John Kelly: My Why
How did you first get involved with the Charlottesville Police Foundation?
I am a public relations/communications consultant, and received a call last year from board member Bill Hamilton, who told me that the Foundation was looking for some communications support and asked if I could come up with a proposal. That led to a meeting with Bill and former director Mindy Goodall where I started to learn what the CPF was all about. My first goal for our short-term agreement was to get a comprehensive understanding of the mission, the organization, and the people who make it happen. I began interviewing officers, board members and partners about what the CPF meant to them. Through the course of that process, I gained so much appreciation for what the Foundation does and what it means to the department and the community, I was ecstatic when I was asked to join the board. There are many important stories to be told, and I wanted to be a part of that process on an on-going basis.
What was your main takeaway from your process of learning about and communicating on behalf of the CPF?
The main thing I learned was that the Foundation is responsible for providing so much tangible and essential support for the CPD and its officers. It is easy as a community member to think that a municipality is able to cover the support costs needed to attract, maintain, and continually train a police force. The truth is, there are huge funding gaps for what are truly essential training and support functions that range from high-level leadership training to the K-9 to our housing grant program that helps officers to live in the community they serve. There are any number of areas where the Foundation is able to provide critical support that helps the department function better and, thus, helps the community be better served. I think it is easy for people to see the Foundation as a sort of cheering section for the police in our community. The way I see it is that we are an organization that works to give both our police and our community members the opportunity to serve and be served in the best way possible. I think one of the most important things we can do as an organization is illustrate the fact that these officers are deeply invested in the communities where they work. Are things perfect? No. Can we work harder to bridge gaps? Of course. But, so much good work is being done, and I want to be a part of working with an extraordinary team in supporting and highlighting that.
What has your connection with the Foundation taught you about police and the roles they play?

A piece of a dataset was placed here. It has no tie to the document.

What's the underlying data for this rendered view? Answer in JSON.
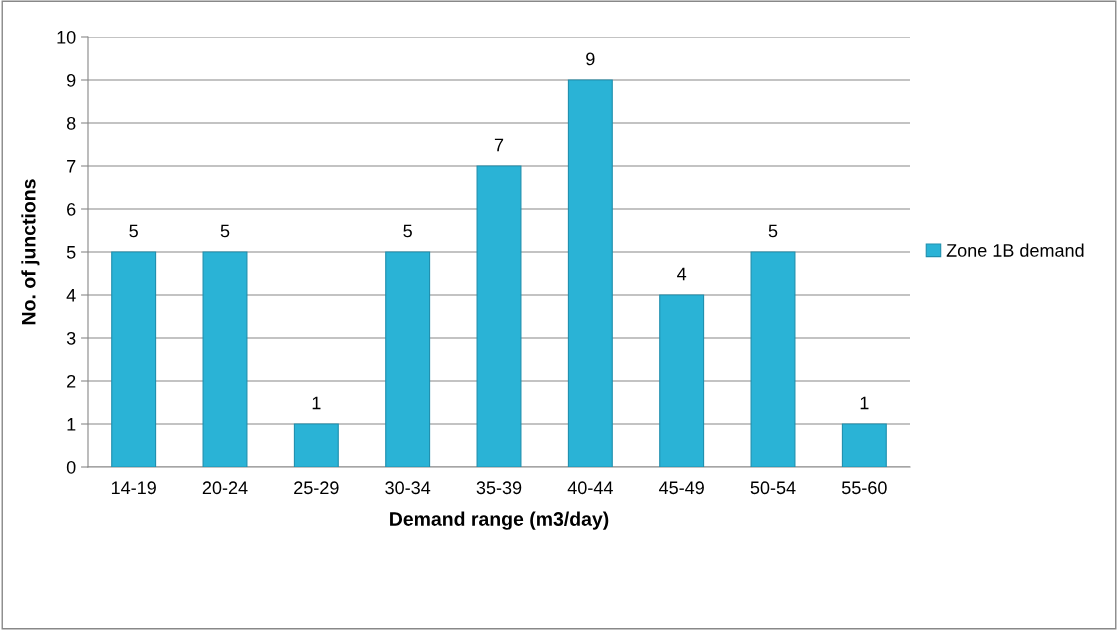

One thing I think all of us could benefit from learning is the human factor at play here. I got to sit in the living room of Officer Todd McNerney and his family and hear from his wife and his kids what it is like to have a dad as a police officer. I got to see firsthand the benefit the Foundation’s housing program provides from their perspective. And, I got to hear from Todd’s wife about the very real fear she feels on a regular basis, including an instance where she and the kids watched him speeding by in the other direction, lights on and sirens blaring. There are not many jobs out there that can take you from mundane to life-threatening in a single moment. The other big takeaway for me is that for all of the officers I have spoken to, there is a deep connection they feel with the communities they serve. The day-to-day positive interactions they have and the relationships they have built are not things we hear about enough and are vital to the jobs they do.
How can members of the community learn more about what the police do?
When things in our community and nation return to normal, I highly recommend the CPD’s ride-along program. Sitting in that passenger seat for a few hours gives you a perspective on an officer’s job and life that you just cannot get any other way, whether it is hearing about their lives on and off the job, or whether it is feeling the adrenaline that comes from the lights and sirens and heading toward a situation with many more unknowns than knowns. You will see sides of our community you may never have known existed. And as I said earlier, you will see the effort that is put in by the officers to genuinely get to know the people in the communities they serve. During my ride along, we stopped at a house in the city and climbed a narrow stairway to the third floor to speak to an older woman who then came down and chatted on her porch. We stayed at least 20 minutes, and it became very clear there was no casework going on here. When we left, the officer said she was a really nice lady and he worried not enough people were checking in on her. These kinds of things happen on a regular basis, and people should see that.